Ehud Barak: U.S. advises qualified apology to Turkey
WASHINGTON — The Obama administration agrees with a formulation in which Israel would apologize to Turkey for the deadly 2010 flotilla raid without accepting blame, Ehud Barak said.
Isarel’s defense minister outlined the formulation, which would have Israel apologize to Turkey for “mistakes made, if there were any” in exchange for Turkey barring legal action against the Israeli troops involved, to reporters on July 28. Barak had spent the day in meetings with National Security Adviser Tom Donilon, Secretary of State Hillary Rodham Clinton and Defense Secretary Leon Panetta.
He told reporters that the formulation arose in his meeting with Clinton, although it was not clear whether he or Clinton initiated the idea.

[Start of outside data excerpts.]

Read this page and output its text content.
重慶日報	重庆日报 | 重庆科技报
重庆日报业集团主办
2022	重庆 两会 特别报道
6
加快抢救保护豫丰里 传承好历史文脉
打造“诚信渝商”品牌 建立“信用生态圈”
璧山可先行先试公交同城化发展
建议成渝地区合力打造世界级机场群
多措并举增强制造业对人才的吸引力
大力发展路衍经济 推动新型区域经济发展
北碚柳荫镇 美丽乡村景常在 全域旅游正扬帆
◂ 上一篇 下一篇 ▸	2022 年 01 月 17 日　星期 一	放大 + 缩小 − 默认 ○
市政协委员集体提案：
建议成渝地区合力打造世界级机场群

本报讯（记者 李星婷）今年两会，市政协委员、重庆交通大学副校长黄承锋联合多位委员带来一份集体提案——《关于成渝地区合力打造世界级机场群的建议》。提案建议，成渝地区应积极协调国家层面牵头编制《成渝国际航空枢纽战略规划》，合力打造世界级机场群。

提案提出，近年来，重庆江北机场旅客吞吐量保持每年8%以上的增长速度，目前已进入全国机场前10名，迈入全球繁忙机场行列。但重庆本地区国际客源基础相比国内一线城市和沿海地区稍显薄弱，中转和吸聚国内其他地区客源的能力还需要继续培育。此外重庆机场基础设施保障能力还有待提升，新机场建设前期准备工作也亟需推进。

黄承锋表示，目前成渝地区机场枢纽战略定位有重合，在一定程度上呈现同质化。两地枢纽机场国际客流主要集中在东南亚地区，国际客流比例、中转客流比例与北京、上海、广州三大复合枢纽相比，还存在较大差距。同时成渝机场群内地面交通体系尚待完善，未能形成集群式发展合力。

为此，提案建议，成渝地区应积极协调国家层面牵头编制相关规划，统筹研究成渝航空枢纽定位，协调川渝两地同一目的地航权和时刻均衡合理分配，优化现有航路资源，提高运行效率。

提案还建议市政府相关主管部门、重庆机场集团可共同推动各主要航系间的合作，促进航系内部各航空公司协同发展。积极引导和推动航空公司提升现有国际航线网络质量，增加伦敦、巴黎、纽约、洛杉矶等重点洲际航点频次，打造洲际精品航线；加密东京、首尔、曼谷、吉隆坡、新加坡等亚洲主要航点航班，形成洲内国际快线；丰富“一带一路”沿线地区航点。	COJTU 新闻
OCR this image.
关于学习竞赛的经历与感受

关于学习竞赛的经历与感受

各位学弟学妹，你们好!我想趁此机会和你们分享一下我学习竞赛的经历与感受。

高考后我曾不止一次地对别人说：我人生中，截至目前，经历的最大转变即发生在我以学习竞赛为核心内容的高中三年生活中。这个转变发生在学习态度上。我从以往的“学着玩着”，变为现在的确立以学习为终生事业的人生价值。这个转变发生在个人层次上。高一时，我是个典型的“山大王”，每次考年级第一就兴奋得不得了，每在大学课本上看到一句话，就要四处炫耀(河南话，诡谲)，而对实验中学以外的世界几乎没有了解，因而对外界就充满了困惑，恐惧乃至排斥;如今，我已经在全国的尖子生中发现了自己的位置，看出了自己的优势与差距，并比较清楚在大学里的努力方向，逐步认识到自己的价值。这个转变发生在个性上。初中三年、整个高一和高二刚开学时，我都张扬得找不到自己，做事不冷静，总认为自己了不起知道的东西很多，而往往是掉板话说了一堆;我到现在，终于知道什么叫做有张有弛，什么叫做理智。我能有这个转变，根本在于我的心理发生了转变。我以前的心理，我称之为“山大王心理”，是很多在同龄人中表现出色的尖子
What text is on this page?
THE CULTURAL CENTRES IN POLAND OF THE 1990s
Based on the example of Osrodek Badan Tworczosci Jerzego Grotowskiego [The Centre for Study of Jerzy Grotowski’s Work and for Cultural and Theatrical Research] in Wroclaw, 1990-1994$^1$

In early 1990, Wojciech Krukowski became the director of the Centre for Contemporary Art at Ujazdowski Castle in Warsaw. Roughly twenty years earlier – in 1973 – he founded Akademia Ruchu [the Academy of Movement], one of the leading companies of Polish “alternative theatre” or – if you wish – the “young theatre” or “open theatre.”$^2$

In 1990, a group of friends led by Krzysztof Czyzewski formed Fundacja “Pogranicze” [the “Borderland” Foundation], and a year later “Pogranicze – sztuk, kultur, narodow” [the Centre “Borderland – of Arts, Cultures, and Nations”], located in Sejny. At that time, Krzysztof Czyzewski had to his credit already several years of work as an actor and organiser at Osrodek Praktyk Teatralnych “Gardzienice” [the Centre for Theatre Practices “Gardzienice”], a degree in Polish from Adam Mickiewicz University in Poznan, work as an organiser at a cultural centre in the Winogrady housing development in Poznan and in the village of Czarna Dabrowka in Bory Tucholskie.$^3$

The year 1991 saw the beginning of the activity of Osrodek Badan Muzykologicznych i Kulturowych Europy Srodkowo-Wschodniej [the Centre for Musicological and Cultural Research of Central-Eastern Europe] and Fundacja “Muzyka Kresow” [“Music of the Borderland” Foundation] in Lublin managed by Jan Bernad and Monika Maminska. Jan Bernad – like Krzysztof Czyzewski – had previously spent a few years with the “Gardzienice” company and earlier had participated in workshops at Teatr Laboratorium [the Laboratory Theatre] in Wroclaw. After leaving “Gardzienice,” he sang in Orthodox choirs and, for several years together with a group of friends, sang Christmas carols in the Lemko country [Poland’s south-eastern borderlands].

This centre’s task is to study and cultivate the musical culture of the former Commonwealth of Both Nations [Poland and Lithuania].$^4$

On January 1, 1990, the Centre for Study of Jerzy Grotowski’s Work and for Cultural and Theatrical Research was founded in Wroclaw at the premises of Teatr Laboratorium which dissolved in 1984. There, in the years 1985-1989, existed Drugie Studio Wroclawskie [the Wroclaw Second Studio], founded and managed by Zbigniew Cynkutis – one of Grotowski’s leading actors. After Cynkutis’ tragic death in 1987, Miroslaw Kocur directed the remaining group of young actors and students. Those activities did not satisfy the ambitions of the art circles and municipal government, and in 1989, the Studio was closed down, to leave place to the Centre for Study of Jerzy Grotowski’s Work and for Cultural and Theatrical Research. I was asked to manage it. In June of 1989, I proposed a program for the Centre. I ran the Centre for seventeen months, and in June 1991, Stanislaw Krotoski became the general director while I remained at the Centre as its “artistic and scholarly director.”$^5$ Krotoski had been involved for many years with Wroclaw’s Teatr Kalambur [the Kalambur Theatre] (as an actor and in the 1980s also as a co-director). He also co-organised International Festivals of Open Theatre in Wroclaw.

Barak said the Americans made the case that “if you want to defend your soldiers, make this deal.”
A State Department official confirmed that the topic was raised, and said it was the Obama administration’s view that Israel and Turkey should resolve the matter, but also said the details of any such agreement are solely up to Turkey and Israel.
In his meeting with reporters, Barak endorsed the idea, and suggested it was critical to reach an agreement before the United Nations makes public a report on the May 31, 2010 commando raid on a Turkish-flagged aid flotilla attempting to break Israel’s naval blockade on the Hamas-controlled Gaza Strip.
“We have to weigh the results of this report, and Turkey bringing legal action against [Israeli] officers all over the world,” Barak said. Nine Turks, including one Turkish American, died in the raid.
The report, by a commission headed by former New Zealand Prime Minister Geoffrey Palmer, largely vindicates Israel, Barak said, without explaining how he knew this, but there are details that could leave Israeli troops open to legal action.
Turkish diplomats have said nothing less than an Israeli apology would repair the damage.
A number of ministers in Israeli Prime Minister Benjamin Netanyahu’s government are strongly resisting an apology.